‘Last year, I received my Bachelor’s degree in Biology at Leiden University. During my studies I learned that I wanted to specialise in research in biophysics, microscopy, molecular and cellular biology. Now, I am fortunate enough to combine these interests in my Master’s Molecular and Cellular Life Sciences at Utrecht University.'
'For my thesis, I did a semester-long internship in the lab of prof. Ariane Briegel, under supervision of dr. Alise Muok. During this time, I contributed to a number of different projects concerning microbial interactions. For example, we looked into an interaction phenomenon called “microbial hitchhiking”. This involves immotile microbes ‘piggybacking’ onto motile microbes, to get a more favourable environment.
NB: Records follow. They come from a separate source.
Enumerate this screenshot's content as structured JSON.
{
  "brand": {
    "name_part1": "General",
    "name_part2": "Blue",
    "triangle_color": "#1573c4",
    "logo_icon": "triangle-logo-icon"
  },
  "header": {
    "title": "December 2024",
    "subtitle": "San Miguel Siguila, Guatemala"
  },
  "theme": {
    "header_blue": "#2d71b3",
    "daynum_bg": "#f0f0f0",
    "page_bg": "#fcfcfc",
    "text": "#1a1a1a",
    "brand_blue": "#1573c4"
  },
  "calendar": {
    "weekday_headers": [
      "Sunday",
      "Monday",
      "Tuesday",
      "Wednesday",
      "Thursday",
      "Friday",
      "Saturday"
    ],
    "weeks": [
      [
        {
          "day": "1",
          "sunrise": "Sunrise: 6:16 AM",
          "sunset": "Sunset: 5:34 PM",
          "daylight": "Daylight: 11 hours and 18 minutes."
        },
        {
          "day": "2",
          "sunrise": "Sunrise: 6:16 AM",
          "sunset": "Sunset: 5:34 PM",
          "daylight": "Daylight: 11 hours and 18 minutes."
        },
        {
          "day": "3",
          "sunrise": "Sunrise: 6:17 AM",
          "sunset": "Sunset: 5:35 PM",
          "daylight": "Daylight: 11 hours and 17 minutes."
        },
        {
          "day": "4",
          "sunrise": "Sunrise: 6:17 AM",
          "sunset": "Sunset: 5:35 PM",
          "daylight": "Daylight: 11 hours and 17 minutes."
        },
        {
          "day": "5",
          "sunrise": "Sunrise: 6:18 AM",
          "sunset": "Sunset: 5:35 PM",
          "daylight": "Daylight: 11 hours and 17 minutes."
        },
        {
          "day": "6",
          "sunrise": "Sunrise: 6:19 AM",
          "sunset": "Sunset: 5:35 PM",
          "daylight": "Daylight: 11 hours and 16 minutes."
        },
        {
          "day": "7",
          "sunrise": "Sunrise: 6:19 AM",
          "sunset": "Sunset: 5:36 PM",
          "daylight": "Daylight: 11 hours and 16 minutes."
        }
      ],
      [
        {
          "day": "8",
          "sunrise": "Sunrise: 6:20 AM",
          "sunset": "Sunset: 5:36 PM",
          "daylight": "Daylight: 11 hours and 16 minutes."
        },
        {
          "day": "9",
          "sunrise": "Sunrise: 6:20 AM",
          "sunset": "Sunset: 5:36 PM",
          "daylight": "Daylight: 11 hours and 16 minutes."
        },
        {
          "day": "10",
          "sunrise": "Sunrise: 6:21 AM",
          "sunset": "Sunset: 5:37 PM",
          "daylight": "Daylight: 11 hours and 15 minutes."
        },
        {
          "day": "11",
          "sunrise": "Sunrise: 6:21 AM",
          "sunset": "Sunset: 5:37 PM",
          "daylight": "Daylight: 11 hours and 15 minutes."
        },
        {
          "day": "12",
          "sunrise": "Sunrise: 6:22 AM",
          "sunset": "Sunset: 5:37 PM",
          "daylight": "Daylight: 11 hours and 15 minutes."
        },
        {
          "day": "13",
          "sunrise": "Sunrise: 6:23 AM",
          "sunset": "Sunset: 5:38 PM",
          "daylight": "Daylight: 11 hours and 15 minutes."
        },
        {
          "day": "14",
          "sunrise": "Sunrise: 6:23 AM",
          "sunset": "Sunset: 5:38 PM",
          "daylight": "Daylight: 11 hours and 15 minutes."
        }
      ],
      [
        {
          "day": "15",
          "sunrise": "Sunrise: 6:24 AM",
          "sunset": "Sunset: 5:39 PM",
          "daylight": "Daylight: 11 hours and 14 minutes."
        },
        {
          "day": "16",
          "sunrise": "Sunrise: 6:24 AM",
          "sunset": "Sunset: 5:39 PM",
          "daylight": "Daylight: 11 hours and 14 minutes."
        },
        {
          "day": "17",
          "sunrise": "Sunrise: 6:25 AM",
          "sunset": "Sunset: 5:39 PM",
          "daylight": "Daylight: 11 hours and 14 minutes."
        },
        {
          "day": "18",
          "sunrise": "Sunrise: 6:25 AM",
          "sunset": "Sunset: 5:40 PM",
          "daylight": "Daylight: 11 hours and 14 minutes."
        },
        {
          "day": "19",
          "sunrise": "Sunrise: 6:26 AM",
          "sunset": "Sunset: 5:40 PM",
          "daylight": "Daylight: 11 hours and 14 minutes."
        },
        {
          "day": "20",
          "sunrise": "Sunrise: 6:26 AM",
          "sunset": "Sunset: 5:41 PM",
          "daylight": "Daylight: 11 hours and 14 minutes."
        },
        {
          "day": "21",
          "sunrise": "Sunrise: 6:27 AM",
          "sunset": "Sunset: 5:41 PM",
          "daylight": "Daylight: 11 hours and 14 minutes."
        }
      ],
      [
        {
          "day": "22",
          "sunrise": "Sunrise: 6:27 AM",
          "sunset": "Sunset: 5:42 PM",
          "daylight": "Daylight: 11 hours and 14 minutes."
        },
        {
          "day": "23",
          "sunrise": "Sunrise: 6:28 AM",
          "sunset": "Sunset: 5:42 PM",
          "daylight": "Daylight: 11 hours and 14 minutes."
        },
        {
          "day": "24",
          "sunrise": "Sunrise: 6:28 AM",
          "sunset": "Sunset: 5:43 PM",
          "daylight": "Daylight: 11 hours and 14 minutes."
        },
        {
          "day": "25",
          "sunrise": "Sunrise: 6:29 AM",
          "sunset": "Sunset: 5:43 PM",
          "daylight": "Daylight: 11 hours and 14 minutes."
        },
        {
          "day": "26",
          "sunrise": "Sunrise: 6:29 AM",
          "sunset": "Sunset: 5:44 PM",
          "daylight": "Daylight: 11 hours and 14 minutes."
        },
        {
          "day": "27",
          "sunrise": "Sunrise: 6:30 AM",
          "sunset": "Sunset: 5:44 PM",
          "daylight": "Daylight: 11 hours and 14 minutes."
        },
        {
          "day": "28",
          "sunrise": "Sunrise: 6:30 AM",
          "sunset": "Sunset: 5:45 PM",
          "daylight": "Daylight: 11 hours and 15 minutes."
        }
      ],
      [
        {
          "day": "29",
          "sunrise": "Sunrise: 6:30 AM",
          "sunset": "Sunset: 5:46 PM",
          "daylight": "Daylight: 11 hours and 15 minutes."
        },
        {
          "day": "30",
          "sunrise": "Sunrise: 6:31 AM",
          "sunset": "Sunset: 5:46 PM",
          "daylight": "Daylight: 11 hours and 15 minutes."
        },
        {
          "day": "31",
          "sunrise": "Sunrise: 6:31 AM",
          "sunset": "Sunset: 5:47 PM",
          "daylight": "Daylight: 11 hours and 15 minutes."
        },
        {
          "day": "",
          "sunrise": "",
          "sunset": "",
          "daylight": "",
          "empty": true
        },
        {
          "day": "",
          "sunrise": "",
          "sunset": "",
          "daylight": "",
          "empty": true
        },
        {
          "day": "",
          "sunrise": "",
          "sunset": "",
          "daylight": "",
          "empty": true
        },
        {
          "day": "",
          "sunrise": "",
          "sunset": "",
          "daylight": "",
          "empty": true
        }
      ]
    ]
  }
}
My thesis further investigated interaction on cellular and molecular level. Specifically, we looked at particular aspects of the system that the bacteria uses for targeted movement. This system is known as chemotaxis machinery.
My thesis demonstrates that microbial interactions can translate to macro-scale effects. I hope that our research sparks interest within the scientific community and encourages further investigation. More than that, I hope that our findings can be applied in the real world. Microbial hitchhiking is an excellent example of this. Our data on this topic was directly utilised in collaboration with the seed company EnzaZaden. They are going to explore how microbial hitchhiking might improve crop growth and survival. To summarise: anywhere you look, you will probably find microbial interactions.’